Seperti dalam hadis lainnya yang disebutkan oleh Imam Ghazali dari riwayat berikut ini
قال مجاهد كنت عند عبد الله بن عمر رضي الله عنهما وغلام له يسلخ شاة فقال يا غلام إذا سلخت فابدأ بجارنا اليهودي حتى قال ذلك مراراً فقال له كم تقول هذا فقال إن رسول الله – صلّى الله عليه وسلم – لم يزل يوصينا بالجار حتى حسبنا أنَّهُ سيورِّثُهُ
Artinya: Mujahid berkata, “Aku berada disamping Abdullah bin Umar, sedangkan seorang hamba sahayanya menguliti kambing miliknya. Lalu ia berkata: “Hai nak, apabila kamu telah selesai menguliti, dahulukan tetangga kita yang Yahudi”, sehingga ia berkata begitu berulang-ulang. Lalu anak itu berkata: “Berapa kali tuan berkata begitu pada saya?” Lalu ia berkata: “Sesungguhnya Rasulullah Saw selalu berwasiat kepada kami tentang tetangga sehingga kami mengira bahwa tetangga termasuk dalam kelompok yang berhak menerima harta waris..” (HR. Abu Daud)

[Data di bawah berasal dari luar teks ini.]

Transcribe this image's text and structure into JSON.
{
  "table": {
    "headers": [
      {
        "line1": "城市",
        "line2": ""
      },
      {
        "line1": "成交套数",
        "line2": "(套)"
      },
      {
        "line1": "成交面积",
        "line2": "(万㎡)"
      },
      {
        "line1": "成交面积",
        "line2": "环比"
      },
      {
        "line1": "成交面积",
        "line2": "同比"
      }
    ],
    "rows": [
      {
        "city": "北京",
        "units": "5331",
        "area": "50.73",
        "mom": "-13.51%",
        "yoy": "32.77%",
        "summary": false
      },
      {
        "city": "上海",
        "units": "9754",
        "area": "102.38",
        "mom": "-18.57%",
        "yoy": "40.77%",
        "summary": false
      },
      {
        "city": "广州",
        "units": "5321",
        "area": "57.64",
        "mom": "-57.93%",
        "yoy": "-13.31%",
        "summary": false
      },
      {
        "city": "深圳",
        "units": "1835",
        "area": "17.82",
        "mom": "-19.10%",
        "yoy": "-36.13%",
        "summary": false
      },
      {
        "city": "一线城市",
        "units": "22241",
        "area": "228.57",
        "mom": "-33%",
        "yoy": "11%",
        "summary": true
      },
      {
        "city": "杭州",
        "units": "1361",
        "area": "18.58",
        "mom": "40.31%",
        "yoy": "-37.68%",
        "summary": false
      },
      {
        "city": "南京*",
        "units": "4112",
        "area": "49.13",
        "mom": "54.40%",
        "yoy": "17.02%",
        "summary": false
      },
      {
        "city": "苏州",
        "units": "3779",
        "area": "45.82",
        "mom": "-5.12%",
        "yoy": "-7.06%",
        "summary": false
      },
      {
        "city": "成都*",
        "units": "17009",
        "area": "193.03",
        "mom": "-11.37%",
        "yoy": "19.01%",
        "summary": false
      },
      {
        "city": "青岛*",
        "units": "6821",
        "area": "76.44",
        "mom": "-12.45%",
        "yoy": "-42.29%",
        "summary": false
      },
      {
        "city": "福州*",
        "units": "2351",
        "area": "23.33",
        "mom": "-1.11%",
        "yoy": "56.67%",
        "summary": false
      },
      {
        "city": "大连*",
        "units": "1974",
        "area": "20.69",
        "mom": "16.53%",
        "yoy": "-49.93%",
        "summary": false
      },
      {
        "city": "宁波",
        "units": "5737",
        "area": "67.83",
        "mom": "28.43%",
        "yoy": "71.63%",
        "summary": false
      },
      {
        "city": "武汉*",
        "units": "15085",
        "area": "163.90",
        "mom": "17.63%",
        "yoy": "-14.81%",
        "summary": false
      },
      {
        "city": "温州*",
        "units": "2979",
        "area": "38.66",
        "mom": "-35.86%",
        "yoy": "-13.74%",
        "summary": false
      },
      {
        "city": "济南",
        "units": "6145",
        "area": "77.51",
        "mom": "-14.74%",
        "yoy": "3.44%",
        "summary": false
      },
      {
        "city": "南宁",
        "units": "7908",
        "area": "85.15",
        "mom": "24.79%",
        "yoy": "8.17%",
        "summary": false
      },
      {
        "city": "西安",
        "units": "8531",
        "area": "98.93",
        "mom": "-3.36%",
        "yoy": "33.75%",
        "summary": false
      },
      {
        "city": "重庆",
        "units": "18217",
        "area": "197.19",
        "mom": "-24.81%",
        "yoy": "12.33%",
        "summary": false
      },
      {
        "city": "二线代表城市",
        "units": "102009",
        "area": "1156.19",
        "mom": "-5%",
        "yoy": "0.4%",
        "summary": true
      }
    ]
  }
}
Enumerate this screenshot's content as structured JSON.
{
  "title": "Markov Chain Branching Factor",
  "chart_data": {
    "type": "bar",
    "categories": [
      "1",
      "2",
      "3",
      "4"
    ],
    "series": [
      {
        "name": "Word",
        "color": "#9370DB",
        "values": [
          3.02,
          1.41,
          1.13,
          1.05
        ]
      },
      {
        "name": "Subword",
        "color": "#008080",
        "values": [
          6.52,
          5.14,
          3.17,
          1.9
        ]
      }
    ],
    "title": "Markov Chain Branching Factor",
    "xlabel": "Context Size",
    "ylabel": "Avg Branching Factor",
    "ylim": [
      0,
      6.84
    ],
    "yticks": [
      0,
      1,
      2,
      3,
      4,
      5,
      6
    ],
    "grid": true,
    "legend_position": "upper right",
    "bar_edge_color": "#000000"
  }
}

Menurut Imam al-‘Iraqi, hadis yang diriwayatkan oleh Imam Abu Daud dan Imam Tirmidzi tersebut hasan gharib. Berdasarkan hadis ini pula, para ulama berpendapat bahwa boleh memberikan tetangga Yahudi dan Nasrani hewan kurban yang kita sembelih sebagai bentuk muamalah yang baik.
Apa Hak Tetangga yang Wajib Kita Tunaikan?
Hak tetangga yang paling dasar yaitu bersikap baik dan tidak menyakiti mereka. Rasulullah melarang seseorang menyakiti tetangga bahkan menjadikan sifat itu sebagai tanda dari kurangnya iman seseorang. Sebagaimana dalam hadis riwayat Imam Bukhari, Rasulullah bersabda,
فقال -عليه الصلاة والسلام: (واللَّه لا يؤمِنُ، واللَّه لا يؤمنُ، واللَّه لا يؤمنُ. قيلَ: ومن يا رسولَ اللَّه؟ قالَ: الَّذي لا يأمنُ جارُه بوائقَه
Rasulullah Saw bersabda, “Demi Allah tidak beriman, demi Allah tidak beriman, demi Allah tidak beriman.” Beliau ditanya (oleh seorang sahabat),”Siapa gerangan wahai Rasulullah?” Beliau menjawab, “Yang tetangganya tidak aman dari keburukan-keburukannya.” (HR. Bukhari)
Ibnu Hajar dalam Fathul Bari menyebutkan bahwa maksud dari keburukan disini diartikan dari kata bawaaiq yaitu bentuk plural dari kata baaiqah yang artinya adalah kelicikan-kelicikan yang dapat merusak dengan tiba-tiba.
Dalam hadis ini, Rasul sampai mengulang kalimat sumpah hingga tiga kali secara tegas tentang alpanya keimanan seseorang jika sampai berbuat buruk pada tetangganya. Kecaman ini dalam riwayat Imam Ahmad dan Imam Malik disebutkan dengan tambahan redaksi laa yadkhul al-Jannah, tidak akan masuk surga.
Setiap tetangga berhak diperlakukan baik oleh tetangganya, dan sebagai tetangga kita wajib memperlakukan tetangga kita dengan baik. Inilah yang dimaksud sebagai hak dan kewajiban bertetangga menurut Imam Ghazali.
Dari hadis-hadis serta penjelasan ulama yang telah disebutkan di atas, dapat kita simpulkan bahwa serendah-rendahnya menunaikan hak tetangga adalah dengan berbuat baik dan tidak menyakitinya. Tidak ada perbedaan, baik itu kepada muslim ataupun non muslim. Wallahu’alam.